Kadin not too happy with economics team
The Jakarta Post, Jakarta
Confidence among the business community toward the economics team of President Susilo Bambang Yudhoyono is gradually declining, due to its failure to reduce the high-cost economy as well as provide clear-cut economic policies for the long run.
Even a stout supporter of the economics team, the country's powerful business lobby group the Indonesian Chamber of Commerce and Industry (Kadin), has found the courage to openly criticize the team.
"Frankly speaking, the business community is now skeptical about the team, particularly about its efforts to address the classic problems of high-cost economy and smuggling, which have scared away investors," Kadin chairman Mohamad S. Hidayat told The Jakarta Post on Sunday.
The corrupt bureaucracy -- the root of the high-cost economy -- remains untouched by the reform drives promoted by the economics team.
Hidayat was commenting on the performance of the current economics team in the Cabinet -- almost a year since it took office. The comments came only days after Vice President Jusuf Kalla defended the team's performance amid criticism that it had failed to successfully tackle the country's economic ills.
Kalla said the economy had in fact seen progress under the new administration and that issues such as the weakening rupiah and the fuel price increases were attributable more to external instead of internal factors.
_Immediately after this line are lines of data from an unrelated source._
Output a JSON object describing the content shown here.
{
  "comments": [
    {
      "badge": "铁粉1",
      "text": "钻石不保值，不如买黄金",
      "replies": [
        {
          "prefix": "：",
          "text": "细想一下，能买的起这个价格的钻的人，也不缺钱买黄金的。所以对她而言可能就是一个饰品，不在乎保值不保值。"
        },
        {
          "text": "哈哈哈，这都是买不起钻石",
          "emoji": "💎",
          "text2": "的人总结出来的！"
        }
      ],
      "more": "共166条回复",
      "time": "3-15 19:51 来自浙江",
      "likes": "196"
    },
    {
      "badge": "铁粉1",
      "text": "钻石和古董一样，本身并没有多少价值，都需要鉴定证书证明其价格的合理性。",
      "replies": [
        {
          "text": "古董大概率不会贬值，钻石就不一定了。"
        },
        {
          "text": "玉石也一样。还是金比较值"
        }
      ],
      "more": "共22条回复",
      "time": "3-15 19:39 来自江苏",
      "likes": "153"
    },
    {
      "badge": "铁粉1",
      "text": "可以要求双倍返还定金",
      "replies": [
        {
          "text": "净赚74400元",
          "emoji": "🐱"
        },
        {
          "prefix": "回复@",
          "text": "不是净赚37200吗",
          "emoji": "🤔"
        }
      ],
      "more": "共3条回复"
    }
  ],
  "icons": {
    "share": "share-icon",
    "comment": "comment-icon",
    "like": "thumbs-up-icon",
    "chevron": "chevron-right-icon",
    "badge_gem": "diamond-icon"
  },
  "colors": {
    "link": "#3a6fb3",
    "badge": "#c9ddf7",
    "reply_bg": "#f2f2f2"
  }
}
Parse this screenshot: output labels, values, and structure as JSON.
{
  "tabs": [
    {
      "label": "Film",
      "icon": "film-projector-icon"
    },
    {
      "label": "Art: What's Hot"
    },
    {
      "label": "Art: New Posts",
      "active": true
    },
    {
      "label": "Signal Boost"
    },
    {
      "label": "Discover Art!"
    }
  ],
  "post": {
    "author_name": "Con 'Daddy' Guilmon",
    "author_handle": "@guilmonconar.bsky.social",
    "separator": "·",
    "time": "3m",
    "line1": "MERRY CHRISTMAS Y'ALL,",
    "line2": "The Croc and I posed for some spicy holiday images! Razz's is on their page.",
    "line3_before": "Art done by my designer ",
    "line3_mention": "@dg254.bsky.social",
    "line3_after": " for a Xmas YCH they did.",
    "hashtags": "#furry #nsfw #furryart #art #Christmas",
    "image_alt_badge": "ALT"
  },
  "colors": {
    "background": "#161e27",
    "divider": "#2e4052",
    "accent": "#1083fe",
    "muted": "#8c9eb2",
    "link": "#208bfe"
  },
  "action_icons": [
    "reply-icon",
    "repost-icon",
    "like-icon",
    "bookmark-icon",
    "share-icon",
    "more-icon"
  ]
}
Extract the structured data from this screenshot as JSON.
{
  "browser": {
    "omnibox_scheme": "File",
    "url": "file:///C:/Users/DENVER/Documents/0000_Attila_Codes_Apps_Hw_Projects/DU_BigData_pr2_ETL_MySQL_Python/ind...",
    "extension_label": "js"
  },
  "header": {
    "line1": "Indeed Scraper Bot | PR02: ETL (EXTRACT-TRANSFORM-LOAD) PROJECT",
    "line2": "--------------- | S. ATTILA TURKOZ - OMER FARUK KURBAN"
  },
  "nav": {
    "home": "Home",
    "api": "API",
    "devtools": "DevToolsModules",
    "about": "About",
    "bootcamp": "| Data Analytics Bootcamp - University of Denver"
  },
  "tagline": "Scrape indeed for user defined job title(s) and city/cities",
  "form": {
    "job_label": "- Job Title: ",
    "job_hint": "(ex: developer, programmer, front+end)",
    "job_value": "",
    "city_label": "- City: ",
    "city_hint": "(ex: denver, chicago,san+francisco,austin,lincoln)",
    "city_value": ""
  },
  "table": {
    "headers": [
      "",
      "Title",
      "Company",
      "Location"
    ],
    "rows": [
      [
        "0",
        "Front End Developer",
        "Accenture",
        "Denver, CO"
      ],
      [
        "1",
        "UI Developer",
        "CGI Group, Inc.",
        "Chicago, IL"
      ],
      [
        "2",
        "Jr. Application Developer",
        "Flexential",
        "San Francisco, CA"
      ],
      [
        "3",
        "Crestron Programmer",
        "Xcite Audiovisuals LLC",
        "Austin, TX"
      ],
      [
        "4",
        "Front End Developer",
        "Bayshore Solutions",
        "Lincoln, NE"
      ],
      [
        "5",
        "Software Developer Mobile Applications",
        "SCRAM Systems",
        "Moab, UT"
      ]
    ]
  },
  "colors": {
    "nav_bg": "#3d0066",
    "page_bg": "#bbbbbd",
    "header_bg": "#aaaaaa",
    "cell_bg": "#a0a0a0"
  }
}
Hidayat was apparently not convinced.
"The economics ministers have come up with their own blueprint. However, it is not fully applicable since there are no concrete steps, time frames or parameters on how to implement it. Without that, the blueprint remains rhetoric," he said.
It is due to the lack of concrete and comprehensive planning that the economics team failed to anticipate the impact of higher global oil prices, which has in turn dealt a heavy blow to the country's hard-gained monetary and fiscal stability.
Due to the fuel price increases alone, the economic growth forecast for this year had to be slashed from 6.0 percent to 5.7 percent.
"The performance of the economics team is far from what many had expected, as it cannot anticipate changes in the economy. All of their economic assumptions have missed the mark," said economist-turned-legislator Dradjat Wibowo.
Dradjat said several of the economics ministers always downplayed future economic threats in order to cover up their incompetency and to please the public.
"When the rupiah was plunging uncontrollably, Minister of Finance Jusuf Anwar simply said 'don't worry, be happy' despite the fact that President Susilo took the problem seriously. This is a sign that Jusuf did not have a good understanding of the problem."
Economist Faisal Basri insisted that the government had to introduce impressive policies to improve the economy, such as by reforming the tax and customs regime, and eliminating the high- cost economy in order to regain business confidence.
"I actually feel sorry for President Susilo as he is bearing the brunt of the curses from the public as a result of the incompetency of his economics ministers. Susilo should realize that it is time to change the economics team," said Faisal.